Crear un teléfono usando vasitos es un experimento muy divertido para hacer con los niños en casa. Esta actividad permite explicar a los más pequeños conceptos sencillos de ciencia sobre el sonido, demostrando cómo viaja este a través de diferentes medios.

Materiales necesarios
Para fabricar este dispositivo de comunicación casero, necesitarás elementos sencillos que seguramente ya tienes en tu hogar:
- 2 vasos de plástico o envases de yogur vacíos.
- Un hilo largo de cuerda fina, lana o hilo duro.
- Una aguja grande, un punzón o tijeras con punta.
Pasos para construir el teléfono
- Perforar los vasos: Utiliza la aguja o el punzón para hacer un pequeño agujero en el centro de la base de cada vaso de plástico.
- Preparar el hilo: Coge el hilo de cuerda fina o lana y pásalo por el agujero del primer vaso.
- Conectar: Tira del hilo y pasa la otra punta a través del agujero del segundo vaso.
- Asegurar la unión: Haz un nudo firme en los extremos del hilo dentro de cada vaso. Es importante que los nudos estén bien apretados para que, al estirar, el hilo no se salga por los agujeros.
Vaso intercomunicador
Cómo utilizar el teléfono
Una vez montado, el aparato está listo para usarse, ¡y sin necesidad de corriente eléctrica! Para probarlo, debéis poneros uno enfrente del otro estirando bien el hilo entre los dos vasos. Mientras una persona habla en su vaso, la otra debe colocar el suyo en la oreja para escuchar. Si el hilo está bien tenso, se puede oír perfectamente la voz a través de la cuerda.

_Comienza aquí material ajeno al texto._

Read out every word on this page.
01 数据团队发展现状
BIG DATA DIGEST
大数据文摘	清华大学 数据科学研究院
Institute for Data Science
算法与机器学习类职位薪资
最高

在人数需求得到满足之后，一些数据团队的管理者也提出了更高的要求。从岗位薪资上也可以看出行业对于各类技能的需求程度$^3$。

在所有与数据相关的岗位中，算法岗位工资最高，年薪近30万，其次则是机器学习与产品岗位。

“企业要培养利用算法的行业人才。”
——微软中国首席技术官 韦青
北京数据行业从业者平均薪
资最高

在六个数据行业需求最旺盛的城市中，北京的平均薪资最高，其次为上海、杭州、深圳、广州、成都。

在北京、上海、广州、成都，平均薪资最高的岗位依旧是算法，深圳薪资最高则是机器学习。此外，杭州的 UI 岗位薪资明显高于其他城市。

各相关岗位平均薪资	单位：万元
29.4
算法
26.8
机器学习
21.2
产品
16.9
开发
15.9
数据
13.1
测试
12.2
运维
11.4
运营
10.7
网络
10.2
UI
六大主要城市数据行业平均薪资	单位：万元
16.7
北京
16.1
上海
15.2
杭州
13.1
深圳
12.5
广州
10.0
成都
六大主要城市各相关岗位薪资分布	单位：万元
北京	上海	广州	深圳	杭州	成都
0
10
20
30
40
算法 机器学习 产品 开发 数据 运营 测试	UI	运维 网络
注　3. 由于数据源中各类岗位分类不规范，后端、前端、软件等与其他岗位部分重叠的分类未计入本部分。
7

La explicación científica: ¿Por qué funciona?
Al hablar, emitimos ondas sonoras. Estas ondas se crean cuando los sonidos vibran en el aire. El proceso científico detrás de este experimento es el siguiente:
| Componente | Función |
|---|---|
| Vaso receptor | Recibe las ondas sonoras y las transforma en vibraciones. |
| Hilo | Actúa como transmisor, llevando las vibraciones de un punto a otro. |
La voz hace vibrar el aire dentro del primer vaso, que luego se transfiere al fondo del mismo. Desde ahí, las ondas sonoras pasan a la cuerda y viajan hasta el segundo vaso, donde ocurre el proceso inverso. Es fundamental que la cuerda se mantenga tensa, ya que si está suelta, las ondas sonoras se dispersan en lugar de viajar en línea recta, disminuyendo la calidad del sonido.
Variaciones para experimentar
Para profundizar en el aprendizaje, puedes proponer a los niños probar con diferentes longitudes de cuerda, distintos materiales para el hilo o diferentes tipos de vasos. Esto permite comprobar cuál configuración produce el mejor sonido a mayor distancia.